I grew up thinking I had everything figured out. At just twelve years old, I strongly felt I would move to New York City at age 18. I would then be enrolled in a city college, pursuing a degree that would allow me to work as some sort of fashion journalist. I told myself that I would spend the four years of college in the city, and then remain in the city to live the rest of my life.
Senior year of high school brought me something different. As the college acceptance letters began rolling in, I found out I was accepted to Syracuse University—which happened to be the last school I had applied to. I recall looking at my mom, shocked at the fact that I was about to admittedly alter my life plans that I had for the past six years, and spend college in Upstate New York outside of the city.
As I am now a sophomore at Syracuse University, I must admit that I still question daily whether I should be pursuing the path I am on now or should alter it to fit my childhood goal. When thinking of a life "plan" for myself, I always find myself stuck in a rut, so-to-speak.
Due to this feeling, I began seeking other options. Could I pursue my major somewhere else, yet in New York City? Should I question my newer interest in fashion design and consider altering my major to suit something I have always planned for myself to study?
Should I spend my entire summer in New York City away from all friends and family in Maine, at an unpaid internship, to then pay for the expensive housing in the city and live by myself? I mean, that could possibly give me insight to whether I should completely change the path I am on now to enter the life I had expected for myself, up until senior year of high school.
It wasn't until recently when I realized I had to recognize that I am young, my "path" is flexible, and that it is okay to venture off of my envisioned path.
Throughout my life, I have put so much pressure on making sure my future will be as perfect as I had always envisioned as a child. I have developed all of my talents, and have truly pushed myself in the things I know I excel at, as I know these things will help create my perfect future.
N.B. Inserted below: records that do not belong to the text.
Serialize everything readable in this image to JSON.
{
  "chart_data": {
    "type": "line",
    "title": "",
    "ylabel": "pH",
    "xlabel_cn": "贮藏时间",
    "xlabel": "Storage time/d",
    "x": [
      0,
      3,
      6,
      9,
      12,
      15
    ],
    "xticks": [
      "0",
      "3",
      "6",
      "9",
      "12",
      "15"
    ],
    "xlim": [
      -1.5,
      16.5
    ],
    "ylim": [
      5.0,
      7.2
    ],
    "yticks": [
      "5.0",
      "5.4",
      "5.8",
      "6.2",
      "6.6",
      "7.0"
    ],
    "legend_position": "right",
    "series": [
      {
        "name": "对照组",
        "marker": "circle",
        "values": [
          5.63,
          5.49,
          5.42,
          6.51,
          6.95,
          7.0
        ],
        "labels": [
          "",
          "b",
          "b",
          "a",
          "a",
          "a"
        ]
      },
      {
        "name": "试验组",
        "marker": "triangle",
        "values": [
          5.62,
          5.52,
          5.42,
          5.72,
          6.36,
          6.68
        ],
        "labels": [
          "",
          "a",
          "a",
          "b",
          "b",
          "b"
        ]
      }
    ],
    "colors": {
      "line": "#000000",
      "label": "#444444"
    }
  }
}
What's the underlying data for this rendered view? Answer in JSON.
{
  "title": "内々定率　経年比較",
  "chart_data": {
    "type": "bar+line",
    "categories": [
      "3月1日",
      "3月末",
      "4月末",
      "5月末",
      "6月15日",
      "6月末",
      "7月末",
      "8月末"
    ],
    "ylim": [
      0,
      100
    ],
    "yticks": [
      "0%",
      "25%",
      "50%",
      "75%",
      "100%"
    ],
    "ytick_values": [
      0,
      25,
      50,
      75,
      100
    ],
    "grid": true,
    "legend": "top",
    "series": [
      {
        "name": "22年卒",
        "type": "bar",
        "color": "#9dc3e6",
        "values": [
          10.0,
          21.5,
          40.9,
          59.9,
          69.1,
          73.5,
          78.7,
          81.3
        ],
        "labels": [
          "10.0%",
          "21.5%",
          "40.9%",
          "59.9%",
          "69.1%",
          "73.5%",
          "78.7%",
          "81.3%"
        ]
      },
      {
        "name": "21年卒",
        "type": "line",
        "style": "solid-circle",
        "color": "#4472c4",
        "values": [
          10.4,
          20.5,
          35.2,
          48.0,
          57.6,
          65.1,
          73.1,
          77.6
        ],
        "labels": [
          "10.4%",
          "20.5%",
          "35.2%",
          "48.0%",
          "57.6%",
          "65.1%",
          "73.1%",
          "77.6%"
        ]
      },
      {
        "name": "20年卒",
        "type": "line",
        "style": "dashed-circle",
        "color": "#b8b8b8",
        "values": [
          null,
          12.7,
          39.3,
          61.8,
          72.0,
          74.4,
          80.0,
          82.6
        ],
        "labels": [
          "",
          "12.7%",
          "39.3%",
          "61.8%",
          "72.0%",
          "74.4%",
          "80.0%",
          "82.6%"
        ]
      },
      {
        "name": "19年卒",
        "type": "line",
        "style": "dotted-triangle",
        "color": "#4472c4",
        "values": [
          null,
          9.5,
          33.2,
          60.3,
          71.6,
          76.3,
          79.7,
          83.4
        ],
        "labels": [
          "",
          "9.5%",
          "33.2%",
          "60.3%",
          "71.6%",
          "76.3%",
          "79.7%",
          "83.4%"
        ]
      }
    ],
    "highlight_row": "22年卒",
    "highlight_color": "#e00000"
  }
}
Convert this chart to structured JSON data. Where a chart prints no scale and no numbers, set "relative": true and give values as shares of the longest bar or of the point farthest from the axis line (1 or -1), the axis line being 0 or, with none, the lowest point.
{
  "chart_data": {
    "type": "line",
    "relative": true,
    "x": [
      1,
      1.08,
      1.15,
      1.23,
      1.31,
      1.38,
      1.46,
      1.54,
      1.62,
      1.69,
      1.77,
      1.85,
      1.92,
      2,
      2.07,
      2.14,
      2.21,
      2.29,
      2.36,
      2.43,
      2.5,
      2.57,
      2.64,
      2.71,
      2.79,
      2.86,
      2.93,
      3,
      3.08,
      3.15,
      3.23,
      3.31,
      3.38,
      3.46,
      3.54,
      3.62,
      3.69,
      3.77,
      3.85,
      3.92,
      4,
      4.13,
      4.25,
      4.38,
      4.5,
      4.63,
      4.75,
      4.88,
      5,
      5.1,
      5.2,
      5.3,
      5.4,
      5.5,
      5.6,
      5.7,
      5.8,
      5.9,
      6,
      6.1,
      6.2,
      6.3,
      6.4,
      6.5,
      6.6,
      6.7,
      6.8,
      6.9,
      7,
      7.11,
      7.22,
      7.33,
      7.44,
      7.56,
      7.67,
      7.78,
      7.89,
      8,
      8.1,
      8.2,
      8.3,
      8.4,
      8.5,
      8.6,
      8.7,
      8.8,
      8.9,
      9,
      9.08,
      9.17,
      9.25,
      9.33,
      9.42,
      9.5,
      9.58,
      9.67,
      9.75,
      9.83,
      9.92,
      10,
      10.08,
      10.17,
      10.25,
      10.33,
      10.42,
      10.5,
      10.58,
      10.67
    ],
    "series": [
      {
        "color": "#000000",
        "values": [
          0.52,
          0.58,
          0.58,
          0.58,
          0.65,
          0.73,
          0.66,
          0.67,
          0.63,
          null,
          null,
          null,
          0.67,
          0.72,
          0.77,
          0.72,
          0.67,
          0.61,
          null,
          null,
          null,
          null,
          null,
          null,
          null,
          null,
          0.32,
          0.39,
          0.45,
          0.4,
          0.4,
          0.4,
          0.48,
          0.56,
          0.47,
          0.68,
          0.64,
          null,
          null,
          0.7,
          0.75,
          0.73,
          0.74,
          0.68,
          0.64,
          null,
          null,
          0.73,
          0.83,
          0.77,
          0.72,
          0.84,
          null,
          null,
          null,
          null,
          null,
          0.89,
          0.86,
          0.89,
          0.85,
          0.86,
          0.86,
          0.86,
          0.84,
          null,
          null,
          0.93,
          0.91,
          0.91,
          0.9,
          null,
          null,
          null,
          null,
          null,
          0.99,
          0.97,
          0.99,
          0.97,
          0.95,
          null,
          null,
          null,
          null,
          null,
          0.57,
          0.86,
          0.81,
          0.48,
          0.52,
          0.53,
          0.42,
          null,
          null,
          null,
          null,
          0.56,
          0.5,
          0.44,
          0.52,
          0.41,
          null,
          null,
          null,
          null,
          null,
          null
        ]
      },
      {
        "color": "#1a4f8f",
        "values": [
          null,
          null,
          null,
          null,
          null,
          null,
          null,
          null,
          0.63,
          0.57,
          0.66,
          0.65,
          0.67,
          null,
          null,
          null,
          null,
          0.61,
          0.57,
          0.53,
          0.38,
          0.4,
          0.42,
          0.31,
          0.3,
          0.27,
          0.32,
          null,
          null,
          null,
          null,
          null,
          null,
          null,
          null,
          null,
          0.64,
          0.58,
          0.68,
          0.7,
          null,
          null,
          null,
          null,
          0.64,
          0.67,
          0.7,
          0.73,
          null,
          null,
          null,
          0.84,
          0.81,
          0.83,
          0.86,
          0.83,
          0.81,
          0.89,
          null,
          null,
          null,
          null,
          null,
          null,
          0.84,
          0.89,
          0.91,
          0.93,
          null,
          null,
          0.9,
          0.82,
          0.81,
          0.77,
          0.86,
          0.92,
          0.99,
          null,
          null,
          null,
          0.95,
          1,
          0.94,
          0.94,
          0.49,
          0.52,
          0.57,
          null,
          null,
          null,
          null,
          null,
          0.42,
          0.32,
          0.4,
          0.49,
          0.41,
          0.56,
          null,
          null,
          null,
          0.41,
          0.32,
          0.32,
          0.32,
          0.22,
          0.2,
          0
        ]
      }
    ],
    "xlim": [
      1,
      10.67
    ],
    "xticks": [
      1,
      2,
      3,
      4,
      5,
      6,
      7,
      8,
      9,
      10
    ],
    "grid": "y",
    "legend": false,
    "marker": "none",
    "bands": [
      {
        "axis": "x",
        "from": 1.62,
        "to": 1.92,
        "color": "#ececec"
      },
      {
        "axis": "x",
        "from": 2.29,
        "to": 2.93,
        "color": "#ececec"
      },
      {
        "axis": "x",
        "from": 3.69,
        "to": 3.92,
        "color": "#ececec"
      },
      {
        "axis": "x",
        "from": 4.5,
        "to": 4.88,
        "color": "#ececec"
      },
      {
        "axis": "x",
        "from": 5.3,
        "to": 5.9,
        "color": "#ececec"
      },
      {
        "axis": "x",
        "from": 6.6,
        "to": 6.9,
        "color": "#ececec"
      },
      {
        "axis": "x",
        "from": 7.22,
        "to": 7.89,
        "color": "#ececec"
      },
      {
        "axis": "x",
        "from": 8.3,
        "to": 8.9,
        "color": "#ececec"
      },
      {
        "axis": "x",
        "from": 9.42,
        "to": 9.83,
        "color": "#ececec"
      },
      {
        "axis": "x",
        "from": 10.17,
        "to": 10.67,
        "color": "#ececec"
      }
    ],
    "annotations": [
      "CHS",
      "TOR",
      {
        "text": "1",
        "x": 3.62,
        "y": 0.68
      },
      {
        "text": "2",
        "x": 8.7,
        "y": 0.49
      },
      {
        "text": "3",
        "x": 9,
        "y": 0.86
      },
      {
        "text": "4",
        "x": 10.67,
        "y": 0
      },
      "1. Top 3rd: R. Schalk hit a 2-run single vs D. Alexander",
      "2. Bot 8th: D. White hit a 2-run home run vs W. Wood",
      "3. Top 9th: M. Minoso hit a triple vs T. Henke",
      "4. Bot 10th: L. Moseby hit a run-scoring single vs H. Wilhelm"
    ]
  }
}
As these past few years have brought me to the major of Fashion Design, an entirely different major than journalism in an entirely different environment than that of New York City, I am learning that it is okay. It is okay to stray off the path you had planned, and if straying from that path does not work out, something will bring you back to where you belong.
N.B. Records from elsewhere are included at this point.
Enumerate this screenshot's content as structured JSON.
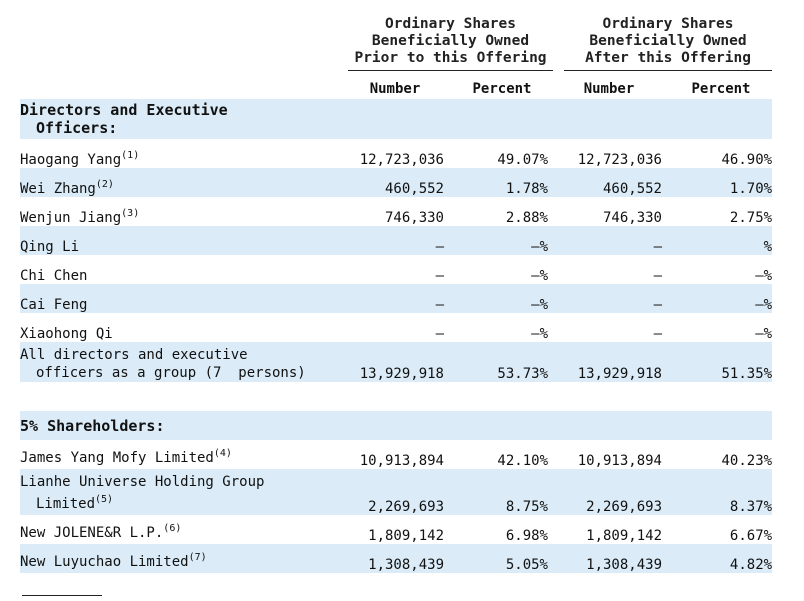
{
  "header": {
    "group_prior": [
      "Ordinary Shares",
      "Beneficially Owned",
      "Prior to this Offering"
    ],
    "group_after": [
      "Ordinary Shares",
      "Beneficially Owned",
      "After this Offering"
    ],
    "col_number": "Number",
    "col_percent": "Percent"
  },
  "sections": {
    "directors_line1": "Directors and Executive",
    "directors_line2": "Officers:",
    "shareholders": "5% Shareholders:"
  },
  "directors": [
    {
      "name": "Haogang Yang",
      "note": "(1)",
      "prior_number": "12,723,036",
      "prior_percent": "49.07%",
      "after_number": "12,723,036",
      "after_percent": "46.90%"
    },
    {
      "name": "Wei Zhang",
      "note": "(2)",
      "prior_number": "460,552",
      "prior_percent": "1.78%",
      "after_number": "460,552",
      "after_percent": "1.70%"
    },
    {
      "name": "Wenjun Jiang",
      "note": "(3)",
      "prior_number": "746,330",
      "prior_percent": "2.88%",
      "after_number": "746,330",
      "after_percent": "2.75%"
    },
    {
      "name": "Qing Li",
      "note": "",
      "prior_number": "—",
      "prior_percent": "—%",
      "after_number": "—",
      "after_percent": "%"
    },
    {
      "name": "Chi Chen",
      "note": "",
      "prior_number": "—",
      "prior_percent": "—%",
      "after_number": "—",
      "after_percent": "—%"
    },
    {
      "name": "Cai Feng",
      "note": "",
      "prior_number": "—",
      "prior_percent": "—%",
      "after_number": "—",
      "after_percent": "—%"
    },
    {
      "name": "Xiaohong Qi",
      "note": "",
      "prior_number": "—",
      "prior_percent": "—%",
      "after_number": "—",
      "after_percent": "—%"
    }
  ],
  "group_total": {
    "line1": "All directors and executive",
    "line2": "officers as a group (7  persons)",
    "prior_number": "13,929,918",
    "prior_percent": "53.73%",
    "after_number": "13,929,918",
    "after_percent": "51.35%"
  },
  "shareholders": [
    {
      "line1": "James Yang Mofy Limited",
      "note": "(4)",
      "line2": "",
      "prior_number": "10,913,894",
      "prior_percent": "42.10%",
      "after_number": "10,913,894",
      "after_percent": "40.23%"
    },
    {
      "line1": "Lianhe Universe Holding Group",
      "note": "(5)",
      "line2": "Limited",
      "prior_number": "2,269,693",
      "prior_percent": "8.75%",
      "after_number": "2,269,693",
      "after_percent": "8.37%"
    },
    {
      "line1": "New JOLENE&R L.P.",
      "note": "(6)",
      "line2": "",
      "prior_number": "1,809,142",
      "prior_percent": "6.98%",
      "after_number": "1,809,142",
      "after_percent": "6.67%"
    },
    {
      "line1": "New Luyuchao Limited",
      "note": "(7)",
      "line2": "",
      "prior_number": "1,308,439",
      "prior_percent": "5.05%",
      "after_number": "1,308,439",
      "after_percent": "4.82%"
    }
  ]
}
It was very recently—as of these past few weeks when I had to tell myself to accept the way my life is currently going. I am attending an amazing school for a major that evolves fashion—something that has always inspired me. I am also still in New York, and although Syracuse is not in the city, I am still in the state I have always pictured myself to be in. I decided to look at all of my accomplishments in this past year.
There have been so many—more than any of my other years, ever. And most importantly, although my heart may always be in the city, I will be there in three years, with an immense amount of experience and background to my major, that I will then be able to apply to my career.
It is okay to stray from your path. As noted, if you venture off too far, or where you are is not where you are meant to be, something will pull you back. Nothing has pulled me back yet.